For many years, Brad Sherman has been a leader in the fight against drilling off the coast of California. Congressman Sherman joined with his colleagues to introduce the West Coast Ocean Protection Act (H.R. 5213), which would permanently prohibit offshore drilling in federal waters off the Pacific Coast. This bill is pending before the Committee on Natural Resources Subcommittee on Energy and Mineral Resources.

The Santa Monica Mountains and the Rim of the Valley

The Santa Monica Mountains National Recreation Area is a national treasure right in our backyard, and it is the world's largest urban national park. Over the years, Brad Sherman has secured more than $20 million to enhance and maintain this scenic area. These funds have enabled the construction of the Backbone Trail and acquisition of the King Gillette Ranch -- the future home of the National Park Services' Anthony C. Beilenson Visitor Center.

The Interior and Environment Appropriations Subcommittee approved $3.75 million this summer to purchase core habitat in Zuma and Trancas Canyons in the Santa Monica Mountains. This funding was one of the National Park Service's highest priorities for land acquisition because the land provides wildlife corridors and was in danger of development.
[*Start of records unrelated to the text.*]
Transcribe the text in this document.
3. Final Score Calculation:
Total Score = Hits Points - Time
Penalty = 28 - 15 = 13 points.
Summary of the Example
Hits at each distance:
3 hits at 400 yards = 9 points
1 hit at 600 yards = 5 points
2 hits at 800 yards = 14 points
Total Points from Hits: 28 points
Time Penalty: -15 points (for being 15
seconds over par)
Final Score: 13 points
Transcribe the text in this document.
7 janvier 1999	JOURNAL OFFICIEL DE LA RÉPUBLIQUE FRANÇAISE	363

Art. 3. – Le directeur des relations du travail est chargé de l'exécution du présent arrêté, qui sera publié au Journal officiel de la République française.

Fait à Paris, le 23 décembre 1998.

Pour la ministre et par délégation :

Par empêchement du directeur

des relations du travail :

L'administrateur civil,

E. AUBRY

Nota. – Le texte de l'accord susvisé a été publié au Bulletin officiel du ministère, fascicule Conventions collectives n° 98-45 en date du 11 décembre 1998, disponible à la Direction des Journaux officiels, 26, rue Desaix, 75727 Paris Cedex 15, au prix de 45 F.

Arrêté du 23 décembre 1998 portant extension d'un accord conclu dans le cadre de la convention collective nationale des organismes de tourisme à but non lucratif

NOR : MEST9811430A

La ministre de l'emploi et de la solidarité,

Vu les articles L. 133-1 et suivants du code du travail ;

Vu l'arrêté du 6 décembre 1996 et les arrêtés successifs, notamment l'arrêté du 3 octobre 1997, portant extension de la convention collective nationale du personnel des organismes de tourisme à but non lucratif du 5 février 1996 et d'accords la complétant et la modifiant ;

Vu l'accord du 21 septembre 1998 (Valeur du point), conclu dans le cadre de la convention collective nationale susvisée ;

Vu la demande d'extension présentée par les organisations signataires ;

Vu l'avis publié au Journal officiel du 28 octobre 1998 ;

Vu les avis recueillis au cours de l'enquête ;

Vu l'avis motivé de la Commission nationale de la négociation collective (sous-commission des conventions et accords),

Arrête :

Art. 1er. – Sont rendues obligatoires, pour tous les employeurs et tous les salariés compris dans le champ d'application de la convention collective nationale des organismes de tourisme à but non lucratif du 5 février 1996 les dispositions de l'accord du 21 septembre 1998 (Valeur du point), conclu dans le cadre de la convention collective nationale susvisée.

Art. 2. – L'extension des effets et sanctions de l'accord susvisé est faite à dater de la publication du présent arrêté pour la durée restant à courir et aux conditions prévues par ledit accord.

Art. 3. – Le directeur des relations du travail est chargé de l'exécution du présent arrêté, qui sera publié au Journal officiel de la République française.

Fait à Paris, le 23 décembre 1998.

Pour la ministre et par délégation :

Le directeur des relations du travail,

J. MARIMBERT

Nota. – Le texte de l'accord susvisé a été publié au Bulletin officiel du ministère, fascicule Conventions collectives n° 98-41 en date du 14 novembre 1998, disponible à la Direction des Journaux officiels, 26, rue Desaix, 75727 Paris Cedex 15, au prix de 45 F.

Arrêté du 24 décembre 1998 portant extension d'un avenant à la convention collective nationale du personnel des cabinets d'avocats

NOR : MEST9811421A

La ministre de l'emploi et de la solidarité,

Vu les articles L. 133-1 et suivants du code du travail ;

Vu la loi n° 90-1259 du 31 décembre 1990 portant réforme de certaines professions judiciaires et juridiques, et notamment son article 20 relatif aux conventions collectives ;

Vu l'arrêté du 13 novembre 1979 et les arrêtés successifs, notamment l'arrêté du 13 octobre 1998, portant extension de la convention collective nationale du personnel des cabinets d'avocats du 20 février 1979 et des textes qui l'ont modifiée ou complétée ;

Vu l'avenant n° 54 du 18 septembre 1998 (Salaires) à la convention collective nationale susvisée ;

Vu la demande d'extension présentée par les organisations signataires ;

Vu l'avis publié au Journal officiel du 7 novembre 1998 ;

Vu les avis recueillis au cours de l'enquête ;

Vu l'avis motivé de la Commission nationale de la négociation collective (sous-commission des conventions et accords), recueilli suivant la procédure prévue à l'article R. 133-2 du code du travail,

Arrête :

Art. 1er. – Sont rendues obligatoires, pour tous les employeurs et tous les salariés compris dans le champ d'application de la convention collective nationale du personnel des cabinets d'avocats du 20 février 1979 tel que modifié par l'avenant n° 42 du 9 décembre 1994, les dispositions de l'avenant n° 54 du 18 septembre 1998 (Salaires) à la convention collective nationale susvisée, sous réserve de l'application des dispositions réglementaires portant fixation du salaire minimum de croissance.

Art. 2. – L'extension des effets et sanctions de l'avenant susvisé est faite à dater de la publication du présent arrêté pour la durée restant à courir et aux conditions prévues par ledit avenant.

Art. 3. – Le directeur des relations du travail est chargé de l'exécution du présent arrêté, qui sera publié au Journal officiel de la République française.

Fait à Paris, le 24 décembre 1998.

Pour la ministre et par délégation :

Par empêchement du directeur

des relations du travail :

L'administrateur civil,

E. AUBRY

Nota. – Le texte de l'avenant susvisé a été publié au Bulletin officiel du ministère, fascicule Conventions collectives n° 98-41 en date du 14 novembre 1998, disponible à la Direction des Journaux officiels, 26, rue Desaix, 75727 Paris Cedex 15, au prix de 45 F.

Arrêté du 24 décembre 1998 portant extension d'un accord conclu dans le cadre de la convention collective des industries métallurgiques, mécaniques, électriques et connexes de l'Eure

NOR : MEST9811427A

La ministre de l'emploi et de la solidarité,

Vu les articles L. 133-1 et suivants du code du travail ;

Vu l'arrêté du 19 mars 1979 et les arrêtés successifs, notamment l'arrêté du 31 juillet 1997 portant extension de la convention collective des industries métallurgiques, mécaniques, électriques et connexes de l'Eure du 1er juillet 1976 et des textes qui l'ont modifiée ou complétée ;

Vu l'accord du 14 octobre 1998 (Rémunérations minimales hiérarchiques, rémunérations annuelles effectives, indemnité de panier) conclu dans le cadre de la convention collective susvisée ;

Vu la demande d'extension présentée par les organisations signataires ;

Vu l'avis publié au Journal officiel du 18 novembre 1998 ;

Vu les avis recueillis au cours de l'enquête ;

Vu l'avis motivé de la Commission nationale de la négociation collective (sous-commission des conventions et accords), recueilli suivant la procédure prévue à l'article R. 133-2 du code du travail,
As part of Congressman Sherman's efforts to protect the Santa Monica Mountains from development, the Congressman joined with his colleague Adam Schiff in introducing The Rim of the Valley Corridor Study Act, which became law in 2008. This law directs the Secretary of Interior to study the feasibility of expanding the Santa Monica Mountains National Recreation Area to include the area known as the "Rim of the Valley Corridor." The Rim of the Valley Corridor includes areas within the Santa Susana Mountains, just north of Granada Hills and Northridge. The study will explore ways to protect wildlife populations, establish connections along the Rim of the Valley trail system, preserve access to open space and recreation, and respect the needs of nearby communities.